Our highly individualist, liberationist ideal of liberty is possible only because we presuppose the existence of a human being and citizen capable of handling a remarkably high degree of freedom and responsibility. We do not often enough reflect on how extraordinary it is that our society actually contains such people. . .

liberty arises when we want to do more or less what we ought to do, so that the moral law, the civil law, and our own will are largely in alignment, and choice and obligation point in the same direction. . .

It requires a commitment precisely to the formative social and cultural institutions that we have seen pulled apart from above and below in our age of fracture. They are where human beings become free men and women ready to govern themselves.

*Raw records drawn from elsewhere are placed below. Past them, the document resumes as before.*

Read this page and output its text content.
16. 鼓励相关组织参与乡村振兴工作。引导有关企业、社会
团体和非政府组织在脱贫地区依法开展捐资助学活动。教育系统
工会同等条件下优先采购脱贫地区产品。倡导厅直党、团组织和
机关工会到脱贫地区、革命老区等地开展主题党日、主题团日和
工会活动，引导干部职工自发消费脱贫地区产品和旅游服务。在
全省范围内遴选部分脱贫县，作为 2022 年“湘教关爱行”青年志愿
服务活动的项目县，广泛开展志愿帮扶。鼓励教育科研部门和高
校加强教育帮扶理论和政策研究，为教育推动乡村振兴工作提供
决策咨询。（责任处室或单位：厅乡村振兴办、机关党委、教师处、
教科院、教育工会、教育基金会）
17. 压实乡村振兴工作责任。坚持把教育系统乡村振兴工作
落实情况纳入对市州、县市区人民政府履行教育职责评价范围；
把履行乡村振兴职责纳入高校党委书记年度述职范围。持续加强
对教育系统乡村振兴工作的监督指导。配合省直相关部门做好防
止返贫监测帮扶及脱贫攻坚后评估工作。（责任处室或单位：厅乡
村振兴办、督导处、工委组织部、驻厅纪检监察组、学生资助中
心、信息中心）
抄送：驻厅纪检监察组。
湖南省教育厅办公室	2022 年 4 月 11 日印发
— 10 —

If you are familiar with his thinking, then you can predict that he will proceed to extol the virtues of civil society. If Yuval Levin were sitting in front of a caricaturist, I would tell the artist to draw Levin carrying around a hammer labeled “Burke’s ‘little platoons'” and seeing nails everywhere.

You also can predict that his writing will be clear, insightful, and persuasive. Above all, Levin exemplifies being charitable to those who disagree, without stooping to Brooksian obsequy. This is about as harsh as he gets:

In domestic affairs, the power of the executive branch is now wielded out of the White House to a greater degree than at any point in our history, not only because of President Obama’s distinctly belligerent overreaching, but because of the efforts of presidents (and the willing collusion of Congresses) of both parties over several decades.

Redefining Capitalism and Socialism

Challenge: Define capitalism and socialism in ways that are not ideologically loaded.

People on the left are inclined to define capitalism in ways that are negative, emphasizing greed and exploitation. They are inclined to define socialism in ways that are positive, emphasizing fairness and community.

People on the right are inclined to define socialism in ways that are negative, emphasizing tyranny and inefficiency. They are inclined to define capitalism in ways that are positive, emphasizing freedom and innovation.

Is it possible to come up with definitions that would be agreeable to both sides? Here is my attempt:

Capitalism is the term that we use to mean a system in which economic decisions are decentralized, with prices and profits serving to coordinate production and guide the evolution of economic activity.

Socialism is the term that we use to mean a system in which the results that would arise from decentralized markets are significantly altered by collective action. In representative democracies, this collective action is undertaken by government officials, who are subject to periodic judgment from the voting public. Under non-democratic systems, this collective action is undertaken by government officials without giving the public a meaningful electoral voice.

In this formulation, the phrase “significantly altered” is the question-begger. Depending on where you set that bar, the proportion of socialist countries in the world could be anywhere from a handful to 100 percent.

In fact, I think that we are better off without a binary classification system. I believe that there is conflict between those of us who want fewer outcomes altered by collective action and those on the other side who want more outcomes altered by collective action.